Fibromyalgique, elle gagne contre sa mutuelle

Nouvelle de Belgique

 

HOTTON - Le tribunal du travail de Marche-en-Famenne a donné raison à Nathalie Hautrive. Sa mutuelle ne voulait pas reconnaître sa maladie.

«C’est un soulagement pour moi!» Malgré la maladie et ses symptômes quotidiens comme des douleurs musculaires et articulaires, Nathalie Hautrive s’exprime avec un petit sourire. Depuis quelques semaines, une incapacité de travail de 66 % lui est reconnue. Ce courrier signé de sa mutuelle, elle ne l’a pas obtenu sans mal!

Cette maman de deux enfants, atteinte de fibromyalgie depuis 2004, a choisi de saisir la justice. Incapable de travailler régulièrement à cause de sa maladie, elle a été exclue de sa mutuelle en février 2011. Inacceptable, à ses yeux.

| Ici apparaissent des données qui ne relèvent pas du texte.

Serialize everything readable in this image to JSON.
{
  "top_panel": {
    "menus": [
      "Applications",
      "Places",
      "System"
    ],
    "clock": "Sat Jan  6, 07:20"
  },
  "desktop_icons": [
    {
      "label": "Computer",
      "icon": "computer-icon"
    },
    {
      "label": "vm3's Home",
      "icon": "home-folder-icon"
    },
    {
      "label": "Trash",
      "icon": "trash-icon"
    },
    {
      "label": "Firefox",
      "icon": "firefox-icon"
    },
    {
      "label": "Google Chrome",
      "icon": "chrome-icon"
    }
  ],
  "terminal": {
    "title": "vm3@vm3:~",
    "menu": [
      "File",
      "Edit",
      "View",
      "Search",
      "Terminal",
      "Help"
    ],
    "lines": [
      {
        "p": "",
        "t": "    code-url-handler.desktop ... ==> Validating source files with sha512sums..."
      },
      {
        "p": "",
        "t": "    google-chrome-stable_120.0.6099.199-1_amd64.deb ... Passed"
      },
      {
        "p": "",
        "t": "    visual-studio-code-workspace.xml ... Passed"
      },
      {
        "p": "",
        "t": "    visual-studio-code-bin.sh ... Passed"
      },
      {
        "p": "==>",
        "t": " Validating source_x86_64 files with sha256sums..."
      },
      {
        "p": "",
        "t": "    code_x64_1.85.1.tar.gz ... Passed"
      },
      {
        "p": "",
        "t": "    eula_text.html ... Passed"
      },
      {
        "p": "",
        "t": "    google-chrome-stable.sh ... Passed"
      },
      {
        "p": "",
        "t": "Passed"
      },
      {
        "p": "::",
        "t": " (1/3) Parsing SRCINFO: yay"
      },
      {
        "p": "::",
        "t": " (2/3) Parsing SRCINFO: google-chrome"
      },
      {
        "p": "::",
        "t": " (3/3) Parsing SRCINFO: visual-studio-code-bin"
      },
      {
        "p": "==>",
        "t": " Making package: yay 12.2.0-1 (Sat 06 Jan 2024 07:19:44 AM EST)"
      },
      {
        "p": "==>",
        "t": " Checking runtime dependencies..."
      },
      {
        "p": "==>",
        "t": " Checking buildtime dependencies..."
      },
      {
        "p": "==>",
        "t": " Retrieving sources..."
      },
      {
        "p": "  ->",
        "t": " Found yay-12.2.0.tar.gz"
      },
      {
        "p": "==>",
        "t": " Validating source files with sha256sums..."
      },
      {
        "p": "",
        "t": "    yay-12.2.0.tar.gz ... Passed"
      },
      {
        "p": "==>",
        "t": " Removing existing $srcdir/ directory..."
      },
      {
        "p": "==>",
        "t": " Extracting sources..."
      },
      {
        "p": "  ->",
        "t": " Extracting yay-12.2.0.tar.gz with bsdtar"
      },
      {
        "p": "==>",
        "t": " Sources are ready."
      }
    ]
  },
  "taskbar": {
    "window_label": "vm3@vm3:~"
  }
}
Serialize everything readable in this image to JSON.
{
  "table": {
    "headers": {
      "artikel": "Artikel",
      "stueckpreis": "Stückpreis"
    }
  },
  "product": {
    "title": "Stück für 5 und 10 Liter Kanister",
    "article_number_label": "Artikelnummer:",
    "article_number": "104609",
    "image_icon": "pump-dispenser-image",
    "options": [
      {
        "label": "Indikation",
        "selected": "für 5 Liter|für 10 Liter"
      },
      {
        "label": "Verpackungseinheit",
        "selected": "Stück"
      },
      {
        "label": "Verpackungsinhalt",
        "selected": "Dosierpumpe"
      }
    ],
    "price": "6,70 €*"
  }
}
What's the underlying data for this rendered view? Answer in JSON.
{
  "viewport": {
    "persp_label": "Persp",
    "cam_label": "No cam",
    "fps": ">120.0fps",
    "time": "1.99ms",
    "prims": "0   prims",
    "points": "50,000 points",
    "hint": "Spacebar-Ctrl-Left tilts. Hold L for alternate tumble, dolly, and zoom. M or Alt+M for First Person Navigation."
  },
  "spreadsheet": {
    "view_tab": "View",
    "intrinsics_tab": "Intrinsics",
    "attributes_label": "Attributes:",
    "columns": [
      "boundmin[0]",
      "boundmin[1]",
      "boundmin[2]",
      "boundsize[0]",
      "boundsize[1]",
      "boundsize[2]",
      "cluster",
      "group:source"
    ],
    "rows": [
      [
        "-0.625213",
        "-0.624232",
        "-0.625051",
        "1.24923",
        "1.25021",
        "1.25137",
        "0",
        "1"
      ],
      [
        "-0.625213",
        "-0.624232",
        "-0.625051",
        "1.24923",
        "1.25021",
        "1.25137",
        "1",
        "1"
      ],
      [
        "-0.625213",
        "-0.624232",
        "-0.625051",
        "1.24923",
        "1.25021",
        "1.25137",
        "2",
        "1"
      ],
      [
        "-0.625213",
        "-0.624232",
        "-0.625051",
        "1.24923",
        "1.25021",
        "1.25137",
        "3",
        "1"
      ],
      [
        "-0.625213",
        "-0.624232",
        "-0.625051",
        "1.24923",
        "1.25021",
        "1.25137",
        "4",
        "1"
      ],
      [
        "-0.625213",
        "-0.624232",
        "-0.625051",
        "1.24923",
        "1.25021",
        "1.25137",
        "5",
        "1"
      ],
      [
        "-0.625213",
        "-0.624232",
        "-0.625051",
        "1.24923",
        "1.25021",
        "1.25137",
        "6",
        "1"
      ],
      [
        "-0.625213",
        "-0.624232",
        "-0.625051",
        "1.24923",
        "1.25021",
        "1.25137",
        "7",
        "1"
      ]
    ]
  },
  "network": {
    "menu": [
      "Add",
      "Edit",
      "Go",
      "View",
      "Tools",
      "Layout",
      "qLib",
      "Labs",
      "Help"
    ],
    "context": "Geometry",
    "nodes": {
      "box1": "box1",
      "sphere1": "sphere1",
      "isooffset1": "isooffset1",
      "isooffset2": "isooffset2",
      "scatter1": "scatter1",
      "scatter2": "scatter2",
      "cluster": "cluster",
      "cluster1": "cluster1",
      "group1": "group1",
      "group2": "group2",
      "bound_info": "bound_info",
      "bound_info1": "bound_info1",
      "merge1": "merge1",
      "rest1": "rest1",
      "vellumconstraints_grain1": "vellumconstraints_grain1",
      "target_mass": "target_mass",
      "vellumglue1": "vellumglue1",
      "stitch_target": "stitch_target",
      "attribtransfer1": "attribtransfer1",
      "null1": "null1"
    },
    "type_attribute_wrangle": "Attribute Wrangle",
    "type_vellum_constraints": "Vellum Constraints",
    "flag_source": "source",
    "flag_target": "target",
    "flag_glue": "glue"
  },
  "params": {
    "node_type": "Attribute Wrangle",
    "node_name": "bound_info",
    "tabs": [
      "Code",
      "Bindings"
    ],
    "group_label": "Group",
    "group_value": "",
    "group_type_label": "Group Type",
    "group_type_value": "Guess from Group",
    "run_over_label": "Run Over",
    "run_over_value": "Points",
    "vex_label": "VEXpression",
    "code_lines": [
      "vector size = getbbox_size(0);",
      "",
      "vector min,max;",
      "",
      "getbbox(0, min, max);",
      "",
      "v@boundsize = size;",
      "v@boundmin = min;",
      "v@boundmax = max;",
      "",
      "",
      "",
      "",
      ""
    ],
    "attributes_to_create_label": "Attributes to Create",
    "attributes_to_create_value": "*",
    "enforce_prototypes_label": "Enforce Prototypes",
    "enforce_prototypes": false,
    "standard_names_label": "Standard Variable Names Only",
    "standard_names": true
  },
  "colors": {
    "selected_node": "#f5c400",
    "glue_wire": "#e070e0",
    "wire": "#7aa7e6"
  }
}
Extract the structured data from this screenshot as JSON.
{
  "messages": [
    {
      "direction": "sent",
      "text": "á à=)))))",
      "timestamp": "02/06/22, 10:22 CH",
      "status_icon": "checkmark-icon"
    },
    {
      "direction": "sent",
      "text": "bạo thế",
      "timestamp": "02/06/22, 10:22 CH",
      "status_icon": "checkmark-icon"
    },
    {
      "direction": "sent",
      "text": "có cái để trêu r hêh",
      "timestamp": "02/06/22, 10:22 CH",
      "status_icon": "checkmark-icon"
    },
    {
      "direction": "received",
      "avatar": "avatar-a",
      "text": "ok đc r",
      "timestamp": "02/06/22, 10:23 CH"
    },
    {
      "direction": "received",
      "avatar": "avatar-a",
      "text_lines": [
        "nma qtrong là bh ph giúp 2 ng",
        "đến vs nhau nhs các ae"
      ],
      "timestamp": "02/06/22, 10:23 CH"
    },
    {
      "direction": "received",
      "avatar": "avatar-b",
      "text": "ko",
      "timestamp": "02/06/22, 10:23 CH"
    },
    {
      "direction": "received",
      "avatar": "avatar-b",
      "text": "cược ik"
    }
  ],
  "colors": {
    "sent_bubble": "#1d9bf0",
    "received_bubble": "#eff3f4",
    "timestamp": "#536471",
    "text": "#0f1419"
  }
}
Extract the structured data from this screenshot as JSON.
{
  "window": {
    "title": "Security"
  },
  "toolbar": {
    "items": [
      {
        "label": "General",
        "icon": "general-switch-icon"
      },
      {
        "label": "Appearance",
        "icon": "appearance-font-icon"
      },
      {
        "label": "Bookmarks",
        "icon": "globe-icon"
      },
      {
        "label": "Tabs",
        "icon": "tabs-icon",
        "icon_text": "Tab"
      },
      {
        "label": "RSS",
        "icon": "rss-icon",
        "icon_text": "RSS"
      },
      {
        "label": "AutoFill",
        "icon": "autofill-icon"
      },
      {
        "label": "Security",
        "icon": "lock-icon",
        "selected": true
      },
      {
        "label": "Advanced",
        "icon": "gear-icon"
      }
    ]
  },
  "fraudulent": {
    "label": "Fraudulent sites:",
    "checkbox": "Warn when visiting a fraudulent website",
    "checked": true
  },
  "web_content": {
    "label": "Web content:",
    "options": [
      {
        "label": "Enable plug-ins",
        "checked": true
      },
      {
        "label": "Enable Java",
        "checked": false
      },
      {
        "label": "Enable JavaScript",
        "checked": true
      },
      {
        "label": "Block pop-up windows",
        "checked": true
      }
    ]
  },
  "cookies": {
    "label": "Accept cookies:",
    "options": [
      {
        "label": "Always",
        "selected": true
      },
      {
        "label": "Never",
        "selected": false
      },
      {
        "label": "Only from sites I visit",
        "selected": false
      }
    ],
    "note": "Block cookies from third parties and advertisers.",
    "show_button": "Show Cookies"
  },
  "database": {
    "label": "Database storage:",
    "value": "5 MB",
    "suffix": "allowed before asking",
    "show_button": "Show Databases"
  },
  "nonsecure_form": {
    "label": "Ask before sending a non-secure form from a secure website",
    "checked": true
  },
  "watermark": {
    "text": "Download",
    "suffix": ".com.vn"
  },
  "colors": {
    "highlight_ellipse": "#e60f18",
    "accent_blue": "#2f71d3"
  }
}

Avec son syndicat, elle intente une action devant le tribunal du travail de Marche-en-Famenne. La justice va lui donner raison et annuler, en 2012, la décision administrative de la mutuelle. «J’ai encore dû patienter quelques mois, notamment avec les délais de recours», souligne-t-elle. Aujourd’hui, le jugement est définitif, même si elle devra repasser une visite chaque année. «Je suis déjà très satisfaite car c’est une reconnaissance pour moi. Je peux comprendre que l’on souhaite ce contrôle annuel.»

Changer le regard sur la maladie

Cette habitante de Hotton n’hésite pas à le dire : le regard sur la fibromyalgie doit évoluer. «Les personnes atteintes de cette maladie ne fabulent pas. J’appelle à un changement de mentalité, y compris chez certains médecins qui sont des fibrosceptiques».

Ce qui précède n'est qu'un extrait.